Era uma vez o tempo das cartas. Escritas a mão, recheadas de sentimento, o coração destinatário nem tinha CEP.

Era uma vez uma carta do tempo em que se esperava o conteúdo da mochila do carteiro quase como um beijo. Linhas que curavam feridas, aqueciam sonhos, construíam amizades, promoviam perdões, despertavam romances, às vezes perfumavam quem as lia. Frequentemente afagavam, de longe e de perto, e aplacavam a saudade.

Era uma vez uma coisa que quase não se vê mais. Nada tinha a ver com e-mails quase sempre frios, chegando a toda hora. As cartas tocavam, como tocava docemente a campainha no momento em que depositadas junto ao jardim.

Havia também jardins, como nos lembra Drummond, em seu poema “Lembrança do mundo antigo”. Não que hoje não haja: naquele tempo, para pegar as cartas, a gente olhava o jardim, reparava nas flores, na grama, ficava descalço para sentir a terra. Depois sentava no banquinho do lado de fora da casa para se deliciar.

Ora, direis, trocamos as vetustas cartas escritas a mão por computadores, impressoras sem fio, celulares, fotografias digitais, TVs enormes e incrivelmente magrelas.
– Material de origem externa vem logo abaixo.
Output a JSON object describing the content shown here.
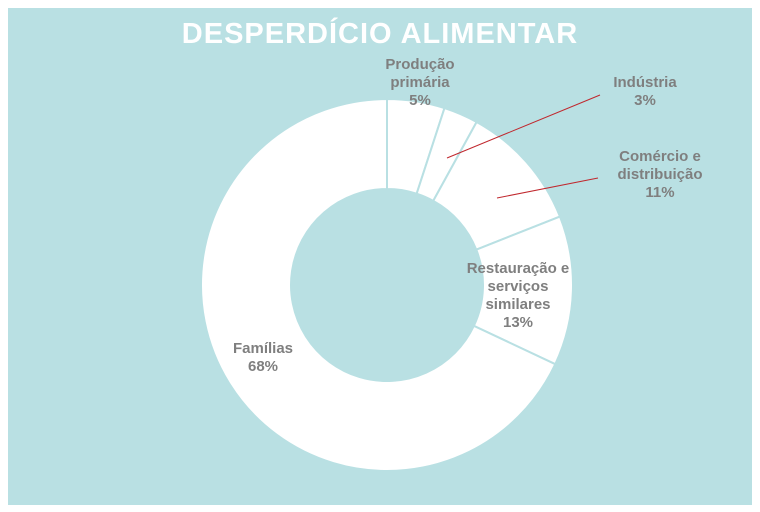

Isso sem falar na internet, nos blogs e no Google, as três maiores invenções depois da roda. Tudo é tão maravilhoso! Sim. Vale a pena até escrever uma carta a um morador do passado para contar essas novidades.

O problema, porém, é que talvez ele – o morador do passado – não acredite que estas linhas, tão logo publicadas da periferia de Belo Horizonte, estarão em Pequim, em Teerã, em Vancouver, em Berlim, na Cidade do Cabo, no Taiti. E, com apenas um clique (convém explicar direitinho o que é isso), possivelmente até traduzidas no mesmo instante. Estarão tão longe e também aqui do lado, na casa do meu vizinho que não lê – e tem cara de nunca ter escrito uma carta.

Mas talvez não somente o morador do passado tenda a ser incrédulo. Os de daqui a duas ou três décadas também não acreditarão em nós. Só que sua descrença não dirá respeito à nossa tecnologia então risível, mas será em relação às cartas, as quais somente lhes serão compreensíveis pelo método São Tomé – ver para crer. Assim, é bom guardarmos, bem acondicionados, alguns exemplares delas, se é que ainda não as "deletamos" todas. Verão os pósteros que o tempo das cartas não foi delírio nosso.